Hi,
I’ve written a basic LSTM classifier and a few more complex models based of this basic code. This basic model should take in a batch of sequences of size [200 x 128] and assign to each sequence one of 6 classes. I’m fairly sure this is correct and the model learns on the dataset.
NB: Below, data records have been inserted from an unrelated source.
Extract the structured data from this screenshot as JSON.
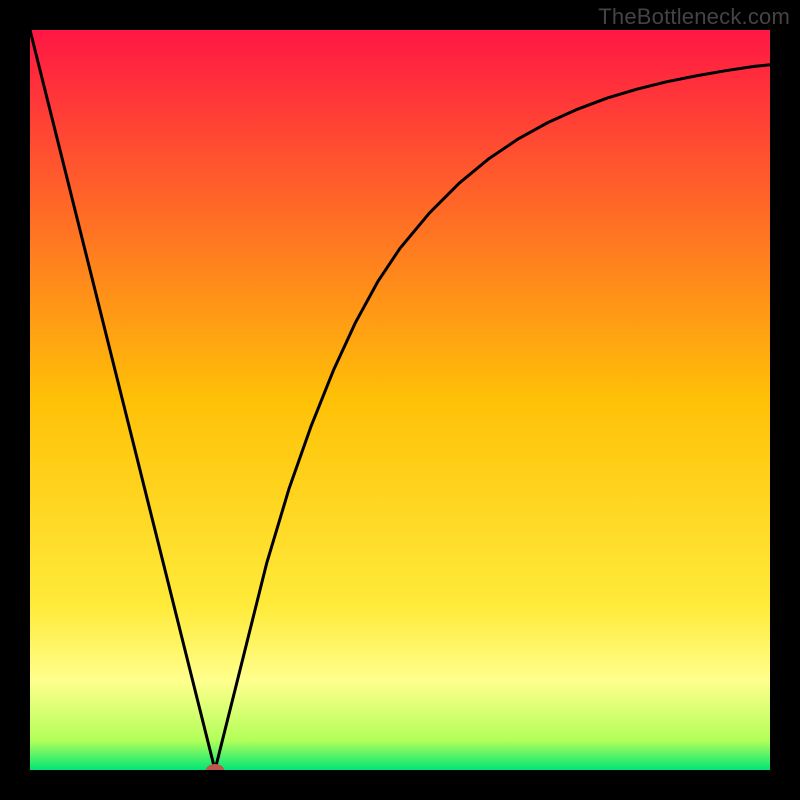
{
  "watermark": "TheBottleneck.com",
  "chart_data": {
    "type": "line",
    "title": "",
    "xlabel": "",
    "ylabel": "",
    "xlim": [
      0,
      100
    ],
    "ylim": [
      0,
      100
    ],
    "grid": false,
    "x": [
      0,
      2,
      4,
      6,
      8,
      10,
      12,
      14,
      16,
      18,
      20,
      22,
      24,
      25,
      26,
      28,
      30,
      32,
      35,
      38,
      41,
      44,
      47,
      50,
      54,
      58,
      62,
      66,
      70,
      74,
      78,
      82,
      86,
      90,
      94,
      98,
      100
    ],
    "values": [
      100,
      92,
      84,
      76,
      68,
      60,
      52,
      44,
      36,
      28,
      20,
      12,
      4,
      0,
      4,
      12,
      20,
      28,
      38,
      46.5,
      54,
      60.5,
      66,
      70.5,
      75.3,
      79.3,
      82.6,
      85.3,
      87.5,
      89.3,
      90.8,
      92,
      93,
      93.8,
      94.5,
      95.1,
      95.3
    ],
    "background_gradient": {
      "stops": [
        {
          "offset": 0,
          "color": "#ff1744"
        },
        {
          "offset": 50,
          "color": "#ffc107"
        },
        {
          "offset": 78,
          "color": "#ffeb3b"
        },
        {
          "offset": 88,
          "color": "#ffff8d"
        },
        {
          "offset": 96,
          "color": "#b2ff59"
        },
        {
          "offset": 100,
          "color": "#00e676"
        }
      ]
    },
    "marker": {
      "x": 25,
      "y": 0,
      "color": "#c0564b"
    }
  }
}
I’ve been looking around at other LSTM implementations and have seen that in some cases there are a few things included which I haven’t and I’m worried I’m missing something that could be effecting model training.
The basic model is as follows:
import torch
import torch.nn as nn
class Net(nn.Module):
def __init__(self, num_classes=6, hidden_size=256, steps=200, bidirectional=False):
super(Net, self).__init__()
self.bidirectional = bidirectional
self.hidden_size = hidden_size
self.LSTM_one = nn.Sequential(
nn.LSTM(input_size=128, hidden_size=hidden_size, num_layers=1, batch_first=True, bidirectional=bidirectional)
)
self.classifier = nn.Sequential(
nn.Dropout(0.2),
nn.Linear(in_features=steps*hidden_size, out_features=500),
nn.ReLU(inplace=True),
nn.Dropout(0.2),
nn.Linear(in_features=500, out_features=num_classes)
)
def forward(self, x):
x, hidden = self.LSTM_one(x)
x = torch.flatten(x, 1)
x = self.classifier(x)
return x, hidden
I’ve seen in other places that a separate init function is called that initalizes the hidden state of the LSTM. Something like:
def init_hidden(self):
return (torch.zeros(1 + int(self.bidirectional), 1, self.hidden_size),
torch.zeros(1 + int(self.bidirectional), 1, self.hidden_size))
and further ones that pass a hidden
argument to the forward
method like this:
def forward(self, inputs, hidden):
output, hidden = self.lstm(inputs.view(1, 1, self.input_size), hidden)
return output, hidden
So my question is: are these two addition steps that my LSTM model is missing necessary or have they been deprecated?
Many thanks.